In an Investing.com survey of 41 analysts, 23 rated the stock as “outperform,” with an average 12-month price target of $1,679.14, implying a 41% upside for shares.

Evercore ISI analysts, while upgrading Shopify to outperform last month, said in a note:

“We are upgrading SHOP to outperform with a $1,770 price target based on four [analysts'] key opinions: 1) The stock is dislocated; 2) This is a high quality fundamentals asset; 3) This is a high quality asset in terms of growth opportunities and option value.”

2. Pinterest

San Francisco-based Pinterest (NYSE:PINS) is another tech stock offering an attractive buying opportunity after some weakness.

PINS Weekly TTM

Shares of the digital scrapbooking and search company have been enduring a persistent downward trend since mid-last-year amid concerns that user growth will continue to slow as people resume their outside activities after a year of lockdowns. The stock closed on Wednesday at $32.84. It fell more than 47% in 2021 and has endured additional losses during the first week of 2022 trading.

Pinterest originally benefited from global lockdowns driven by the COVID-19 pandemic as people stayed home and were looking for things to do around the house, such as decorating, gardening, and cooking. The platform, which provides images and ideas for all sorts of activities and projects was an ideal resource for a stay-at-home environment.
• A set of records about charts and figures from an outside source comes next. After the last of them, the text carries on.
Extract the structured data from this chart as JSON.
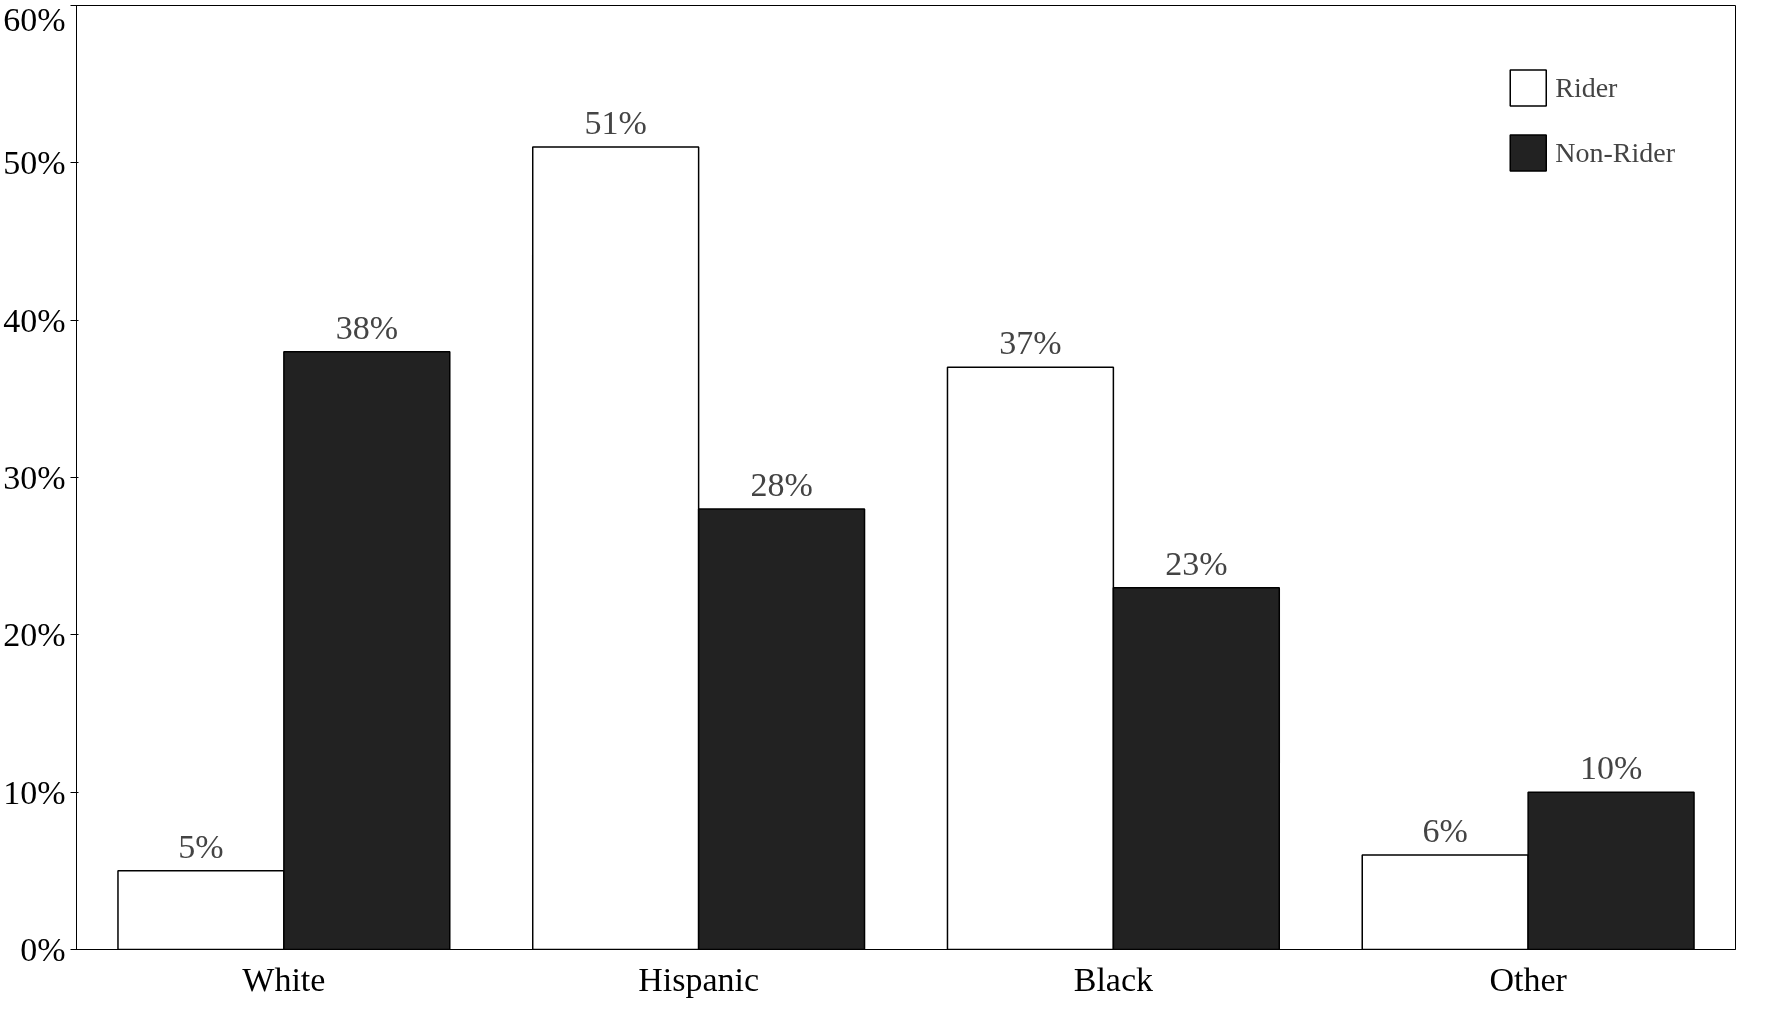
{
  "chart_data": {
    "type": "bar",
    "categories": [
      "White",
      "Hispanic",
      "Black",
      "Other"
    ],
    "series": [
      {
        "name": "Rider",
        "color": "#ffffff",
        "values": [
          5,
          51,
          37,
          6
        ],
        "value_labels": [
          "5%",
          "51%",
          "37%",
          "6%"
        ]
      },
      {
        "name": "Non-Rider",
        "color": "#222222",
        "values": [
          38,
          28,
          23,
          10
        ],
        "value_labels": [
          "38%",
          "28%",
          "23%",
          "10%"
        ]
      }
    ],
    "ylim": [
      0,
      60
    ],
    "yticks": [
      {
        "value": 0,
        "label": "0%"
      },
      {
        "value": 10,
        "label": "10%"
      },
      {
        "value": 20,
        "label": "20%"
      },
      {
        "value": 30,
        "label": "30%"
      },
      {
        "value": 40,
        "label": "40%"
      },
      {
        "value": 50,
        "label": "50%"
      },
      {
        "value": 60,
        "label": "60%"
      }
    ],
    "grid": false,
    "legend": "top right"
  }
}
But the slowdown in user growth has likely run its course and PINS now looks cheap.

PINS Consensus Estimates

Chart: Investing.com

According to an Investing.com poll of 31 analysts, the stock could jump more than 68% from its current level in the next 12 months.
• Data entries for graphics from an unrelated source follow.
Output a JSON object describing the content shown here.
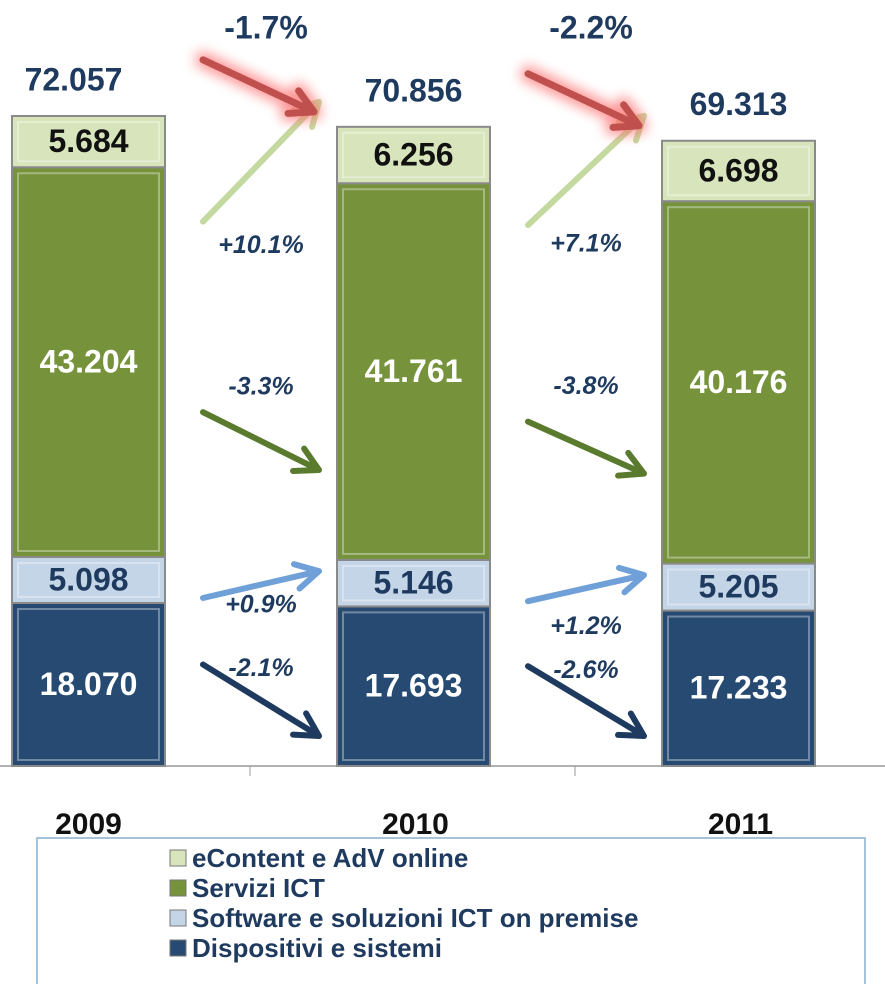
{
  "chart_data": {
    "type": "stacked-bar",
    "categories": [
      "2009",
      "2010",
      "2011"
    ],
    "totals": [
      72.057,
      70.856,
      69.313
    ],
    "series": [
      {
        "name": "Dispositivi e sistemi",
        "color": "#264a72",
        "values": [
          18.07,
          17.693,
          17.233
        ],
        "value_labels": [
          "18.070",
          "17.693",
          "17.233"
        ]
      },
      {
        "name": "Software e soluzioni ICT on premise",
        "color": "#c5d5e8",
        "values": [
          5.098,
          5.146,
          5.205
        ],
        "value_labels": [
          "5.098",
          "5.146",
          "5.205"
        ]
      },
      {
        "name": "Servizi ICT",
        "color": "#76933c",
        "values": [
          43.204,
          41.761,
          40.176
        ],
        "value_labels": [
          "43.204",
          "41.761",
          "40.176"
        ]
      },
      {
        "name": "eContent e AdV online",
        "color": "#d7e4bc",
        "values": [
          5.684,
          6.256,
          6.698
        ],
        "value_labels": [
          "5.684",
          "6.256",
          "6.698"
        ]
      }
    ],
    "changes": [
      {
        "total": "-1.7%",
        "series": [
          "-2.1%",
          "+0.9%",
          "-3.3%",
          "+10.1%"
        ]
      },
      {
        "total": "-2.2%",
        "series": [
          "-2.6%",
          "+1.2%",
          "-3.8%",
          "+7.1%"
        ]
      }
    ]
  }
}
Piper Sandler this week upgraded PINS to overweight from neutral, saying in a note to clients that concerns about user growth appear to be overblown. Piper Sandler lowered its price target on Pinterest to $53 per share from $58. That's still 61% above where the stock closed on Wednesday.

Its note said:

“While PINS did lose users sequentially [from its second quarter to the third quarter], comps should ease in ’22. Also, [monthly active users] are not created equal: comments suggest headwinds were driven mostly by non-mobile users, which contribute less to revenue. Mobile users on the other hand generate a ‘significant majority’ of revenue and have grown 2Q/3Q.”

“Shares now look oversold, trading in the mid-30s from a peak of high 80s. At current prices, PINS is trading at [less than six times] ’23 [enterprise value]/Sales versus an average FY2 EV/Sales closer to 10x since 2019.”